Ed Ferreira/Estadão
Ed Ferreira/Estadão

Cid promete implantar reforma do ensino médio em 2 anos

Novo ministro da Educação destaca compromisso com mudança curricular, uma das principais bandeiras da campanha de Dilma

Rafael Moraes Moura e Daiene Cardoso , O Estado de S. Paulo

02 Janeiro 2015 | 18h13

Brasília - O novo ministro da Educação, Cid Gomes (Pros), prometeu nesta sexta-feira, 2, implantar a reforma do ensino médio em um prazo de dois anos. O compromisso foi uma das principais bandeiras da campanha pela reeleição da presidente Dilma Rousseff, que anunciou nesta quinta, 1º, como o slogan do novo governo, a frase "Brasil, pátria educadora".

"Esse é um processo que demandará muito diálogo, porque os sistemas (de educação) no Brasil são autônomos. Queremos abrir um processo de discussão para examinar alternativas de aprofundamento por áreas e currículos que tenham identificação com as realidades regionais. Esse processo não se fará do dia pra noite, imagino que começando agora, a gente possa pensar no prazo de dois anos ter a sua implantação", disse Cid a jornalistas, logo após participar da cerimônia de transmissão de cargo.
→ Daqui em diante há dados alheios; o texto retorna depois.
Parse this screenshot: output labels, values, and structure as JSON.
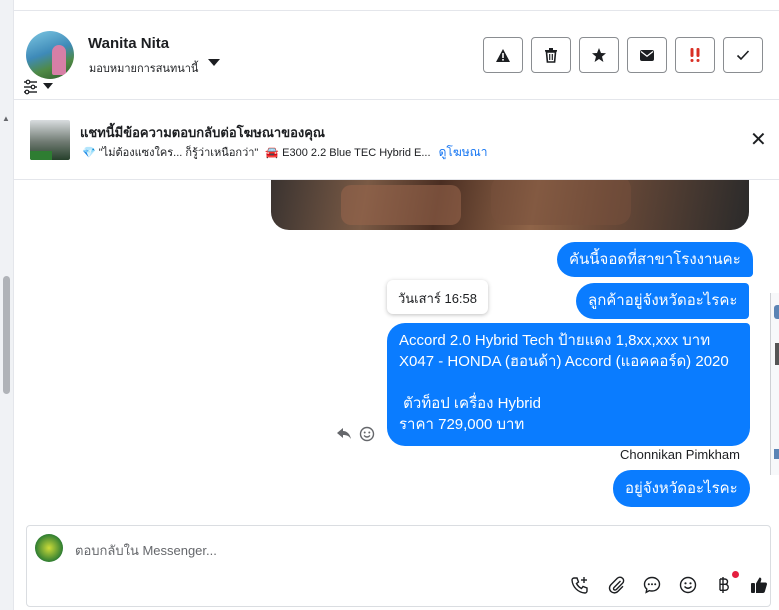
{
  "contact": {
    "name": "Wanita Nita",
    "assign_label": "มอบหมายการสนทนานี้"
  },
  "header_actions": [
    {
      "name": "report-spam-button",
      "icon": "warning-icon"
    },
    {
      "name": "delete-button",
      "icon": "trash-icon"
    },
    {
      "name": "star-button",
      "icon": "star-icon"
    },
    {
      "name": "mark-unread-button",
      "icon": "envelope-icon"
    },
    {
      "name": "follow-up-button",
      "icon": "double-exclamation-icon"
    },
    {
      "name": "mark-done-button",
      "icon": "check-icon"
    }
  ],
  "ad_banner": {
    "title": "แชทนี้มีข้อความตอบกลับต่อโฆษณาของคุณ",
    "ad_caption": "\"ไม่ต้องแซงใคร... ก็รู้ว่าเหนือกว่า\"",
    "ad_model": "E300 2.2 Blue TEC Hybrid E...",
    "view_ad_link": "ดูโฆษณา"
  },
  "messages": [
    {
      "text": "คันนี้จอดที่สาขาโรงงานคะ"
    },
    {
      "text": "ลูกค้าอยู่จังหวัดอะไรคะ"
    },
    {
      "text": "Accord 2.0 Hybrid Tech ป้ายแดง 1,8xx,xxx บาท\nX047 - HONDA (ฮอนด้า) Accord (แอคคอร์ด) 2020\n\n ตัวท็อป เครื่อง Hybrid\nราคา 729,000 บาท"
    },
    {
      "text": "อยู่จังหวัดอะไรคะ"
    }
  ],
  "tooltip": {
    "timestamp": "วันเสาร์ 16:58"
  },
  "sender_label": "Chonnikan Pimkham",
  "composer": {
    "placeholder": "ตอบกลับใน Messenger...",
    "tools": [
      "call-add-icon",
      "paperclip-icon",
      "saved-reply-icon",
      "emoji-icon",
      "currency-icon",
      "thumbs-up-icon"
    ]
  },
  "colors": {
    "bubble": "#0a7cff",
    "link": "#1877f2",
    "notification": "#e41e3f"
  }
}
O ex-governador do Ceará assumiu o ministério no lugar de Henrique Paim

O Índice de Desenvolvimento da Educação Básica (Ideb) de 2013 apontou estagnação no ensino médio - a nota permaneceu em 3,7. Na rede privada, houve queda na nota: de 5,7 para 5,4, quando o índice de 2013 é comparado ao de 2011.

Durante a campanha eleitoral, o MEC foi acusado de retardar a divulgação do Ideb por conta do período eleitoral. Na época, o então ministro da Educação, Henrique Paim, disse que o índice colocava "em xeque" a gestão de Estados e municípios na área.

Resolução. A reforma curricular do ensino médio está prevista em resolução aprovada pelo Conselho Nacional de Educação (CNE) em maio de 2011. Desde 2009, o Ministério da Educação (MEC) conta com o programa Ensino Médio Inovador, que apoia o desenvolvimento de mudanças curriculares.

"Isso (a reforma no ensino médio) não é uma coisa que eu possa dizer como será, isso tem de ser antecedido por um grande processo de discussão. Cada um tem opiniões e eu particularmente penso que é importante que a gente já no ensino médio vá oferecendo a possibilidade de aprofundamento em áreas onde ele (estudante) tenha mais identificação, mais afinidade", observou Cid.